Pare però che la cosa funzioni. «Noi abbiamo la shisha migliore, ma poco più in là, in borgo dei Greci, la sera trovate anche degli abusivi che offrono il narghilè ai turisti, ma è tutta un’altra cosa», dice il cameriere maghrebino addetto a portare le pipe ai clienti. Intanto gli avventori accanto a me ridendo alzano ampie volute di fumo, la musica araba di sottofondo culla, il tabacco picchia in testa: se non fosse per il Biancone che in lontananza osserva il tutto con marmoreo distacco, sembrerebbe quasi di essere nei vicoli del Cairo o sotto gli aranci di Tunisi. Una follia? L’indistinto della globalizzazione. Ora: voi vi chiederete chi sono gli avventori. «Di due tipi – ha spiegato il titolare – Chi lo fuma regolarmente come gli arabi, e chi lo usa saltuariamente per passare il tempo in compagnia». Comunque gente che può permetterselo, visto che la spesa non è proletaria: un narghilè per tre persone costa 25 euro. L’impressione a caldo, insomma, è che tutto ciò sia il prodotto di uno smarrimento collettivo. Che questa sia l’ultima frontiera del relativismo culturale. Parole grosse.

Poi, mentre il sole caldo del giugno ritrovato cala oltre la torre del Bargello, uno ci ripensa. Ripensa a ciò che siamo stati capaci di deglutire in questi ultimi anni a Firenze senza mai un colpo di tosse salvifico. Ripensa ai brunch, ai wine bar e alle apericene; rimedita sulla suggestione mefistofelica di McDonald’s, che ci ha fatto sembrare moderne le ‘svizzerine’ ribattezzandole ‘hamburger’; riflette sulla miriade di ristoranti pseudo cinesi, pseudo giapponesi, pseudo tutto che ci hanno fatto ritenere di serie B il lampredotto e tutta la famiglia allargata delle trippe; riflette che ai mercanti di Apple sono state date le chiavi di piazza della Repubblica come se ciò fosse un inno alla modernità di pensiero e non una nuova frontiera commerciale.

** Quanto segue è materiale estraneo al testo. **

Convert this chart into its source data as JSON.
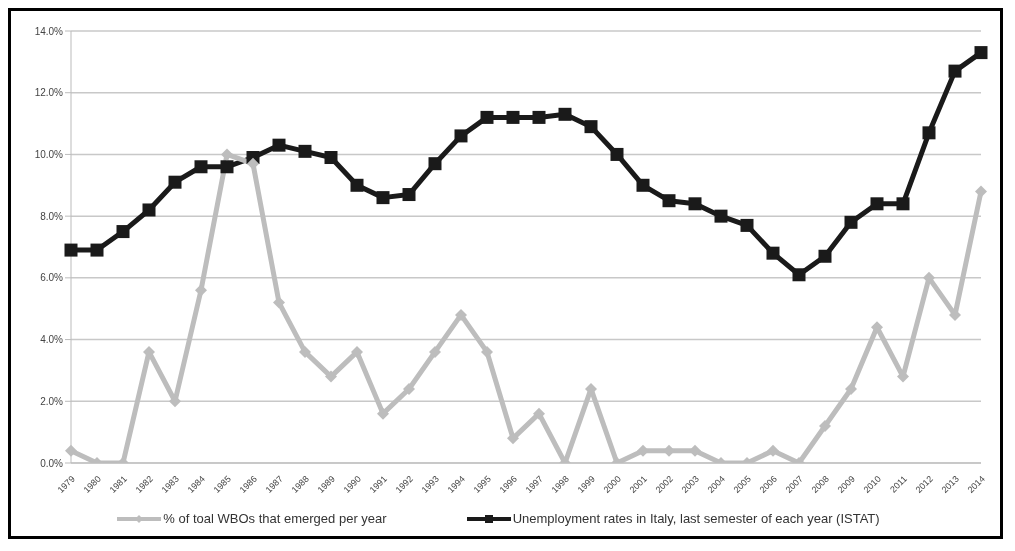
{
  "chart_data": {
    "type": "line",
    "categories": [
      "1979",
      "1980",
      "1981",
      "1982",
      "1983",
      "1984",
      "1985",
      "1986",
      "1987",
      "1988",
      "1989",
      "1990",
      "1991",
      "1992",
      "1993",
      "1994",
      "1995",
      "1996",
      "1997",
      "1998",
      "1999",
      "2000",
      "2001",
      "2002",
      "2003",
      "2004",
      "2005",
      "2006",
      "2007",
      "2008",
      "2009",
      "2010",
      "2011",
      "2012",
      "2013",
      "2014"
    ],
    "series": [
      {
        "name": "% of toal WBOs that emerged per year",
        "color": "#bdbdbd",
        "marker": "diamond",
        "values": [
          0.4,
          0,
          0,
          3.6,
          2.0,
          5.6,
          10.0,
          9.7,
          5.2,
          3.6,
          2.8,
          3.6,
          1.6,
          2.4,
          3.6,
          4.8,
          3.6,
          0.8,
          1.6,
          0,
          2.4,
          0,
          0.4,
          0.4,
          0.4,
          0,
          0,
          0.4,
          0,
          1.2,
          2.4,
          4.4,
          2.8,
          6.0,
          4.8,
          8.8
        ]
      },
      {
        "name": "Unemployment rates in Italy, last semester of each year (ISTAT)",
        "color": "#1a1a1a",
        "marker": "square",
        "values": [
          6.9,
          6.9,
          7.5,
          8.2,
          9.1,
          9.6,
          9.6,
          9.9,
          10.3,
          10.1,
          9.9,
          9.0,
          8.6,
          8.7,
          9.7,
          10.6,
          11.2,
          11.2,
          11.2,
          11.3,
          10.9,
          10.0,
          9.0,
          8.5,
          8.4,
          8.0,
          7.7,
          6.8,
          6.1,
          6.7,
          7.8,
          8.4,
          8.4,
          10.7,
          12.7,
          13.3
        ]
      }
    ],
    "ylim": [
      0,
      14
    ],
    "yticks": [
      {
        "value": 0,
        "label": "0.0%"
      },
      {
        "value": 2,
        "label": "2.0%"
      },
      {
        "value": 4,
        "label": "4.0%"
      },
      {
        "value": 6,
        "label": "6.0%"
      },
      {
        "value": 8,
        "label": "8.0%"
      },
      {
        "value": 10,
        "label": "10.0%"
      },
      {
        "value": 12,
        "label": "12.0%"
      },
      {
        "value": 14,
        "label": "14.0%"
      }
    ],
    "grid": "y",
    "legend": "bottom",
    "line_style": "solid"
  }
}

E alla fine, mentre il fumo morbido alla mela e al mandarino ti fa girare la testa, vien quasi da pensare che questo della shisha ai piedi di Palazzo Vecchio sia quasi la pagliuzza e non la trave. Quasi un’indolenza inevitabile, un costo da pagare, ahimè, ai tempi nuovi senz’anima. Buona fumata a tutti.